The thickness d of the filament 12 is in most cases substantially equal to the diameter of the filament 12. If the diameter (or the thickness d) of the filament 12 is too small, the carburized thorium-tungsten filament 12 becomes mechanically too weak to be used practically. If the diameter of the filament 12 is too large, the pitch p will become large to provide a suitable d/p ratio. As a result, it becomes difficult to make an outer surface of the coiled filament wire cylindrical. An experiment showed that the thickness d of the filament in the axial direction of the cathode should preferably be 0.4 mm to 0.8 mm.

This invention makes it possible to reduce line noise of about 0.5 to 1.5 MHz to very low level. This noise reduction is possible in a considerably large area around sink phase. Even outside this particular area the noise level can be lowered sufficiently. This noise reduction is possible perhaps, because in the magnetron of the above-described structure, no excessive electrons stay in the vicinity of the cathode and no oscillatory phenomenon chances to take place in the anode current.

Usually the load impedance of microwave ovens is located in the vicinity of the sink region so as to make the magnetrons of the ovens operate with high efficiency.
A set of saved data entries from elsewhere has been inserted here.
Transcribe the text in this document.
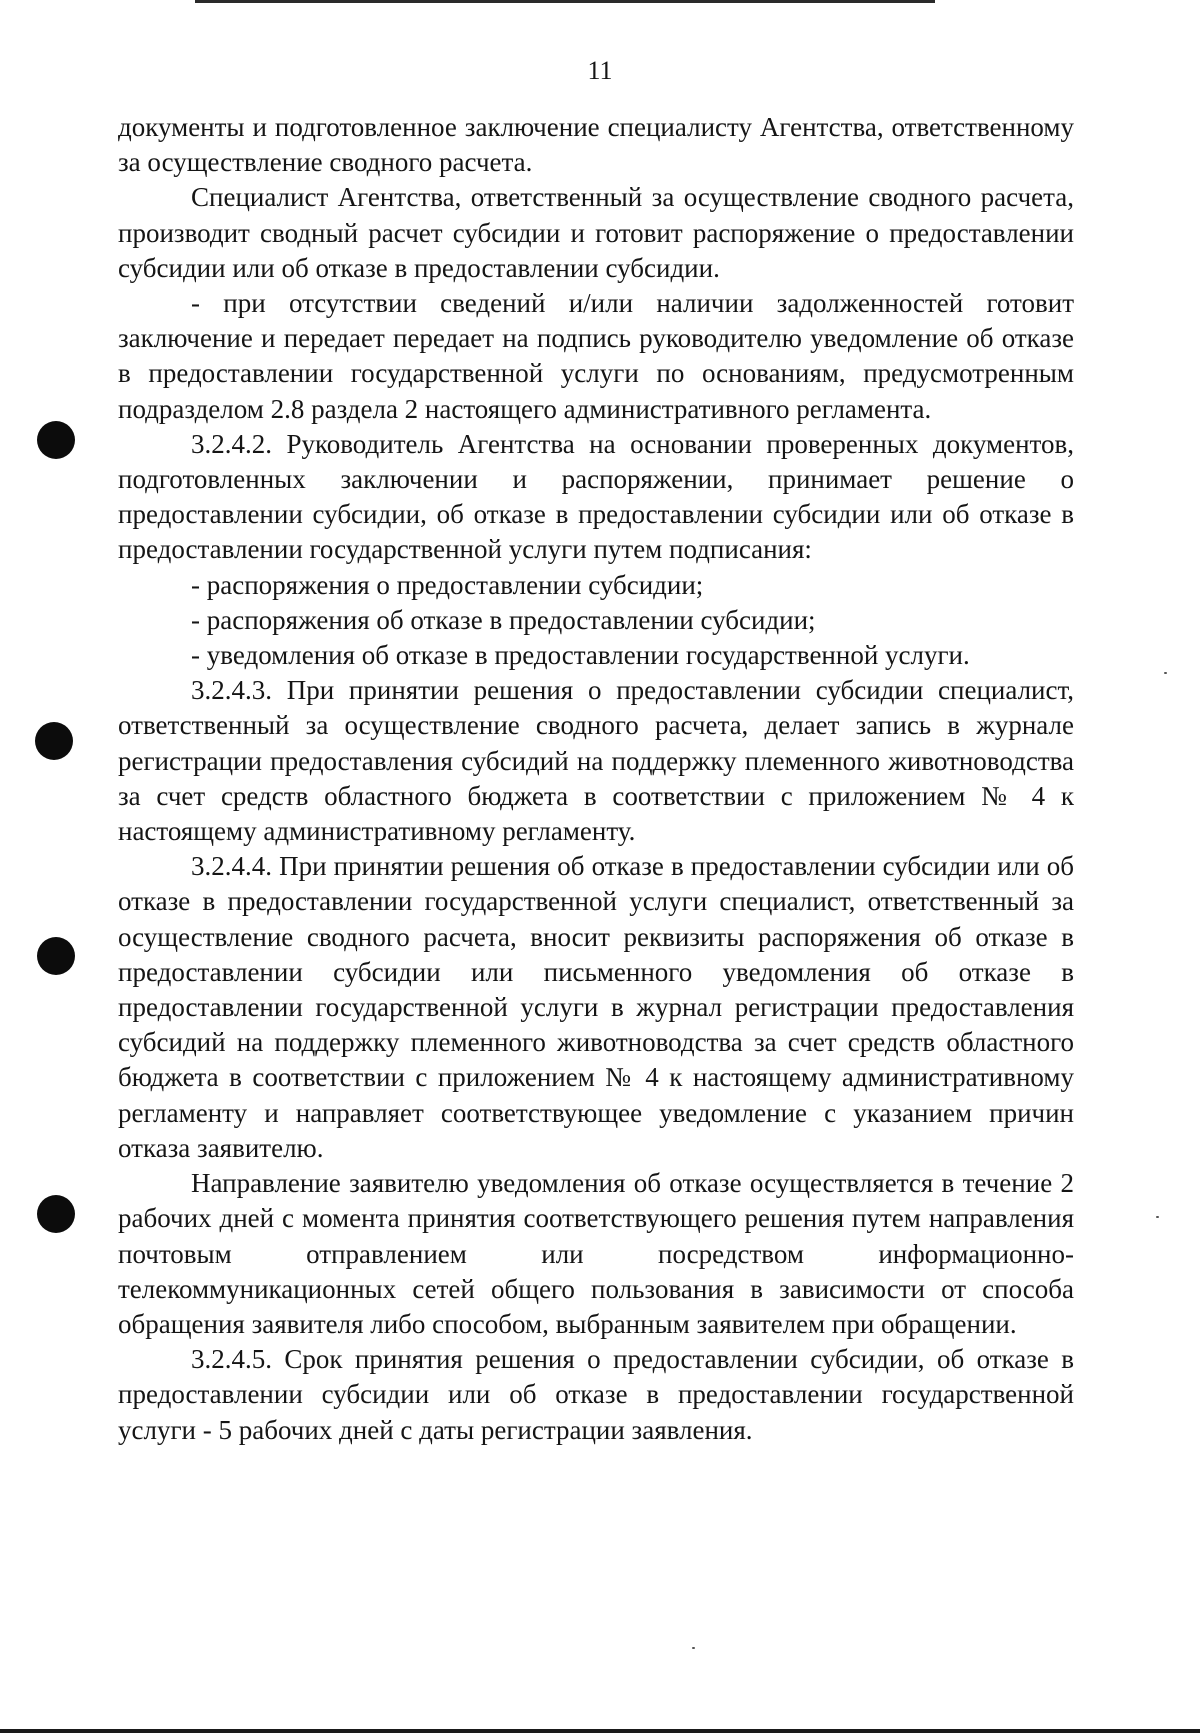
11

документы и подготовленное заключение специалисту Агентства, ответственному за осуществление сводного расчета.

Специалист Агентства, ответственный за осуществление сводного расчета, производит сводный расчет субсидии и готовит распоряжение о предоставлении субсидии или об отказе в предоставлении субсидии.

- при отсутствии сведений и/или наличии задолженностей готовит заключение и передает передает на подпись руководителю уведомление об отказе в предоставлении государственной услуги по основаниям, предусмотренным подразделом 2.8 раздела 2 настоящего административного регламента.

3.2.4.2. Руководитель Агентства на основании проверенных документов, подготовленных заключении и распоряжении, принимает решение о предоставлении субсидии, об отказе в предоставлении субсидии или об отказе в предоставлении государственной услуги путем подписания:

- распоряжения о предоставлении субсидии;

- распоряжения об отказе в предоставлении субсидии;

- уведомления об отказе в предоставлении государственной услуги.

3.2.4.3. При принятии решения о предоставлении субсидии специалист, ответственный за осуществление сводного расчета, делает запись в журнале регистрации предоставления субсидий на поддержку племенного животноводства за счет средств областного бюджета в соответствии с приложением № 4 к настоящему административному регламенту.

3.2.4.4. При принятии решения об отказе в предоставлении субсидии или об отказе в предоставлении государственной услуги специалист, ответственный за осуществление сводного расчета, вносит реквизиты распоряжения об отказе в предоставлении субсидии или письменного уведомления об отказе в предоставлении государственной услуги в журнал регистрации предоставления субсидий на поддержку племенного животноводства за счет средств областного бюджета в соответствии с приложением № 4 к настоящему административному регламенту и направляет соответствующее уведомление с указанием причин отказа заявителю.

Направление заявителю уведомления об отказе осуществляется в течение 2 рабочих дней с момента принятия соответствующего решения путем направления почтовым отправлением или посредством информационно-телекоммуникационных сетей общего пользования в зависимости от способа обращения заявителя либо способом, выбранным заявителем при обращении.

3.2.4.5. Срок принятия решения о предоставлении субсидии, об отказе в предоставлении субсидии или об отказе в предоставлении государственной услуги - 5 рабочих дней с даты регистрации заявления.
In view of this, the magnetron according to this invention is very effective in reducing the noise generated in the microwave ovens.

Claims

1. A magnetron for a microwave oven comprising a hollow cylindrical anode having a plurality of strapped anode vanes and a cathode including a coiled filament disposed coaxially with the hollow cylindrical anode, the ratio of the thickness d of said filament in the axial direction of the cathode to the pitch p of turns of the coiled filament in the axial direction of the cathode being 0.3 or less, said magnetron suppressing noise generation in the frequency range of approximately 0.5 to 1.5 Mhz.

2. A magnetron according to claim 1, wherein the thickness d of said filament is 0.4 mm to 0.8 mm.

3. A magnetron according to claim 1, wherein the ratio of the thickness d to the pitch p is large so that said cathode emits sufficient electrons.

4. A magnetron according to claim 1 wherein said pitch is less than half of the outer diameter of said cathode.

5. A magnetron according to claim 1 wherein said cathode and anode are substantially symmetrical to each other to create a substantially electric field between the cathode and anode.

6. A magnetron according to claim 1 wherein the outer surface of said coiled filament is substantially cylindrical.